President-elect Barack Obama’s selection of Christina Romer to chair the Council of Economic Advisers drew praise Monday from many of the nation’s top academic economists, who see her as part of an incoming “economics dream team” needed to quickly enact policies to help the struggling U.S. economy.

“I think she’s the perfect pick for the job,” said Jeffrey Frankel, a professor at Harvard University’s Kennedy School of Government who previously spent 20 years at the University of California at Berkeley with Ms. Romer and her husband, David, also a prominent economist. In a Chicago news conference, Mr. Obama also confirmed the appointments of Timothy Geithner as Treasury Secretary and Larry Summers as director of the National Economic Council. The president-elect named Melody Barnes, formerly Executive Vice President for Policy at the left-leaning Center for American Progress, to be Director of the Domestic Policy Council.

“He’s assembled a dream team,” Mr. Frankel said.

The CEA typically has been lead by academics with a prowess for economic theory, such as Martin Feldstein and Ben Bernanke, now chairman of the Federal Reserve. It’s one of a trio of positions central to the president’s decision-making, though not necessarily one of great influence. By appointing Mr. Summers as his right-hand man, Mr. Obama has signaled that he’ll have the final say.

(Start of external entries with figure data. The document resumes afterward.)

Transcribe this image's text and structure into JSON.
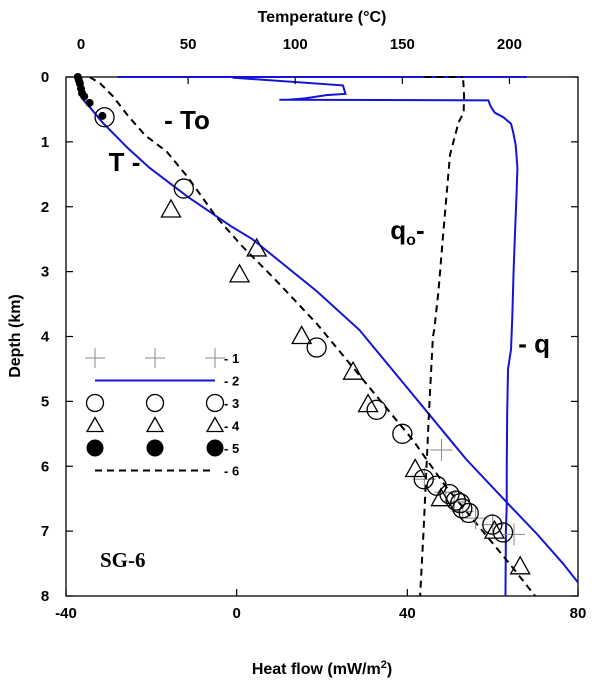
{
  "chart_data": {
    "type": "line",
    "title": "",
    "well_label": "SG-6",
    "bottom_axis": {
      "label": "Heat flow (mW/m2)",
      "label_main": "Heat flow (mW/m",
      "label_sup": "2",
      "label_end": ")",
      "range": [
        -40,
        80
      ],
      "ticks": [
        -40,
        0,
        40,
        80
      ],
      "tick_labels": [
        "-40",
        "0",
        "40",
        "80"
      ]
    },
    "top_axis": {
      "label": "Temperature (°C)",
      "range": [
        -7,
        232
      ],
      "ticks": [
        0,
        50,
        100,
        150,
        200
      ],
      "tick_labels": [
        "0",
        "50",
        "100",
        "150",
        "200"
      ]
    },
    "y_axis": {
      "label": "Depth (km)",
      "range": [
        0,
        8
      ],
      "inverted": true,
      "ticks": [
        0,
        1,
        2,
        3,
        4,
        5,
        6,
        7,
        8
      ],
      "tick_labels": [
        "0",
        "1",
        "2",
        "3",
        "4",
        "5",
        "6",
        "7",
        "8"
      ]
    },
    "annotations": [
      {
        "text": "- To",
        "depth": 0.8,
        "heat_flow": -17
      },
      {
        "text": "T -",
        "depth": 1.45,
        "heat_flow": -30
      },
      {
        "text": "qo-",
        "depth": 2.5,
        "heat_flow": 36,
        "main": "q",
        "sub": "o",
        "tail": "-"
      },
      {
        "text": "- q",
        "depth": 4.25,
        "heat_flow": 66
      }
    ],
    "legend": [
      {
        "marker": "plus",
        "label": "- 1"
      },
      {
        "marker": "solid-line",
        "label": "- 2"
      },
      {
        "marker": "open-circle",
        "label": "- 3"
      },
      {
        "marker": "open-triangle",
        "label": "- 4"
      },
      {
        "marker": "filled-circle",
        "label": "- 5"
      },
      {
        "marker": "dashed-line",
        "label": "- 6"
      }
    ],
    "series": [
      {
        "name": "1",
        "axis": "heat_flow",
        "style": "plus",
        "points": [
          [
            48,
            5.75
          ],
          [
            44,
            6.2
          ],
          [
            49,
            6.4
          ],
          [
            51,
            6.55
          ],
          [
            53,
            6.7
          ],
          [
            56,
            6.8
          ],
          [
            60,
            6.9
          ],
          [
            65,
            7.05
          ]
        ]
      },
      {
        "name": "q",
        "axis": "heat_flow",
        "style": "solid-blue",
        "points": [
          [
            -28,
            0.0
          ],
          [
            30,
            0.0
          ],
          [
            55,
            0.0
          ],
          [
            68,
            0.0
          ],
          [
            -1,
            0.01
          ],
          [
            24.9,
            0.13
          ],
          [
            25.5,
            0.26
          ],
          [
            21,
            0.28
          ],
          [
            16,
            0.33
          ],
          [
            12,
            0.35
          ],
          [
            10,
            0.35
          ],
          [
            59,
            0.36
          ],
          [
            59.5,
            0.45
          ],
          [
            60.5,
            0.55
          ],
          [
            62.5,
            0.62
          ],
          [
            64.3,
            0.72
          ],
          [
            64.8,
            0.85
          ],
          [
            65.4,
            1.05
          ],
          [
            65.8,
            1.4
          ],
          [
            65.6,
            1.8
          ],
          [
            65.3,
            2.3
          ],
          [
            64.9,
            3.0
          ],
          [
            64.6,
            3.7
          ],
          [
            64.3,
            4.2
          ],
          [
            63.6,
            4.5
          ],
          [
            63.4,
            5.2
          ],
          [
            63.3,
            6.0
          ],
          [
            63.3,
            6.6
          ],
          [
            63.1,
            7.0
          ],
          [
            63,
            8.0
          ]
        ],
        "segments": [
          [
            0,
            3
          ],
          [
            4,
            29
          ]
        ]
      },
      {
        "name": "T",
        "axis": "temperature",
        "style": "solid-blue",
        "points": [
          [
            1,
            0.35
          ],
          [
            5,
            0.5
          ],
          [
            10,
            0.7
          ],
          [
            22,
            1.1
          ],
          [
            32,
            1.4
          ],
          [
            50,
            1.85
          ],
          [
            70,
            2.3
          ],
          [
            80,
            2.5
          ],
          [
            110,
            3.3
          ],
          [
            130,
            3.9
          ],
          [
            150,
            4.7
          ],
          [
            170,
            5.5
          ],
          [
            180,
            5.9
          ],
          [
            200,
            6.6
          ],
          [
            213,
            7.05
          ],
          [
            225,
            7.5
          ],
          [
            237,
            8.0
          ]
        ]
      },
      {
        "name": "3",
        "axis": "temperature",
        "style": "open-circle",
        "points": [
          [
            11,
            0.62
          ],
          [
            48,
            1.72
          ],
          [
            110,
            4.17
          ],
          [
            138,
            5.13
          ],
          [
            150,
            5.5
          ],
          [
            160,
            6.2
          ],
          [
            166,
            6.3
          ],
          [
            172,
            6.43
          ],
          [
            175,
            6.53
          ],
          [
            177,
            6.57
          ],
          [
            178,
            6.65
          ],
          [
            181,
            6.72
          ],
          [
            192,
            6.9
          ],
          [
            197,
            7.02
          ]
        ]
      },
      {
        "name": "4",
        "axis": "temperature",
        "style": "open-triangle",
        "points": [
          [
            42,
            2.05
          ],
          [
            82,
            2.65
          ],
          [
            74,
            3.05
          ],
          [
            103,
            4.0
          ],
          [
            127,
            4.55
          ],
          [
            134,
            5.05
          ],
          [
            156,
            6.05
          ],
          [
            168,
            6.5
          ],
          [
            193,
            7.0
          ],
          [
            205,
            7.55
          ]
        ]
      },
      {
        "name": "5",
        "axis": "temperature",
        "style": "filled-circle",
        "points": [
          [
            -1.5,
            0.0
          ],
          [
            -1,
            0.05
          ],
          [
            -0.5,
            0.1
          ],
          [
            0,
            0.18
          ],
          [
            0.5,
            0.25
          ],
          [
            1.5,
            0.3
          ],
          [
            4,
            0.4
          ],
          [
            10,
            0.6
          ]
        ]
      },
      {
        "name": "To",
        "axis": "temperature",
        "style": "dashed",
        "points": [
          [
            4,
            0.0
          ],
          [
            9,
            0.1
          ],
          [
            15,
            0.3
          ],
          [
            22,
            0.6
          ],
          [
            30,
            0.9
          ],
          [
            40,
            1.15
          ],
          [
            50,
            1.55
          ],
          [
            63,
            2.15
          ],
          [
            75,
            2.6
          ],
          [
            90,
            3.1
          ],
          [
            110,
            3.8
          ],
          [
            125,
            4.4
          ],
          [
            140,
            5.0
          ],
          [
            155,
            5.6
          ],
          [
            170,
            6.3
          ],
          [
            185,
            6.9
          ],
          [
            200,
            7.5
          ],
          [
            212,
            8.0
          ]
        ]
      },
      {
        "name": "qo",
        "axis": "heat_flow",
        "style": "dashed",
        "points": [
          [
            44,
            0.0
          ],
          [
            53,
            0.0
          ],
          [
            53.1,
            0.05
          ],
          [
            53.3,
            0.3
          ],
          [
            53.2,
            0.55
          ],
          [
            52,
            0.7
          ],
          [
            50,
            1.2
          ],
          [
            48.3,
            2.5
          ],
          [
            47.3,
            3.3
          ],
          [
            46.3,
            3.9
          ],
          [
            46.0,
            4.0
          ],
          [
            45.2,
            5.0
          ],
          [
            44.5,
            6.0
          ],
          [
            43.8,
            7.0
          ],
          [
            43,
            8.0
          ]
        ],
        "segments": [
          [
            0,
            1
          ],
          [
            2,
            14
          ]
        ]
      }
    ]
  }
}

Ms. Romer is widely seen as one of the top economic historians in the world, a handy expertise as the U.S. grapples with an economic downturn. Both she and her husband currently serve on the National Bureau of Economic Research’s business cycle dating committee, the official arbiter of the nation’s recessions. Ms. Romer is one of the nation’s two leading experts — the other being Mr. Bernanke – on the U.S. economy during the Great Depression.

The similarities between Ms. Romer and Mr. Bernanke (she and her husband also took over the NBER post he vacated) have some wondering whether she – and not Mr. Summers – is being groomed as a future chairman of the Federal Reserve. Mr. Bernanke’s term expires in 2010 and during Mr. Obama’s first year in the White House, he will have to decide whether to reappoint the Fed chief.

“The CEA’s definitely been used for that in the past,” said Justin Wolfers, a professor at the University of Pennsylvania’s Wharton School of Business. Another possibility, Mr. Wolfers said, is that Ms. Romer’s husband, David, could wind up serving on the Fed’s board for a couple of years and then be considered for chairman.

George Akerlof, who won the Nobel prize in economics in 2001 and is also a professor at Berkeley, said via email that his colleague’s appointment was “superb” and added that “The Obama Administration is off to a great start in putting together an all-star team to tackle the economic crisis.”

Peter Temin, who was Ms. Romer’s thesis advisor at the Massachusetts Institute of Technology, called her “terrific” and noted that her thesis topic — which questioned whether the economy really had stabilized in the postwar period – was “ahead of its time.”

He noted that the position of CEA chairman isn’t necessarily one of great power, and her role in the administration will largely depend on how forcefully she exerts her influence. “I don’t think she and Larry Summers will have any problem in getting along,” he said. “But the question is who will prevail?”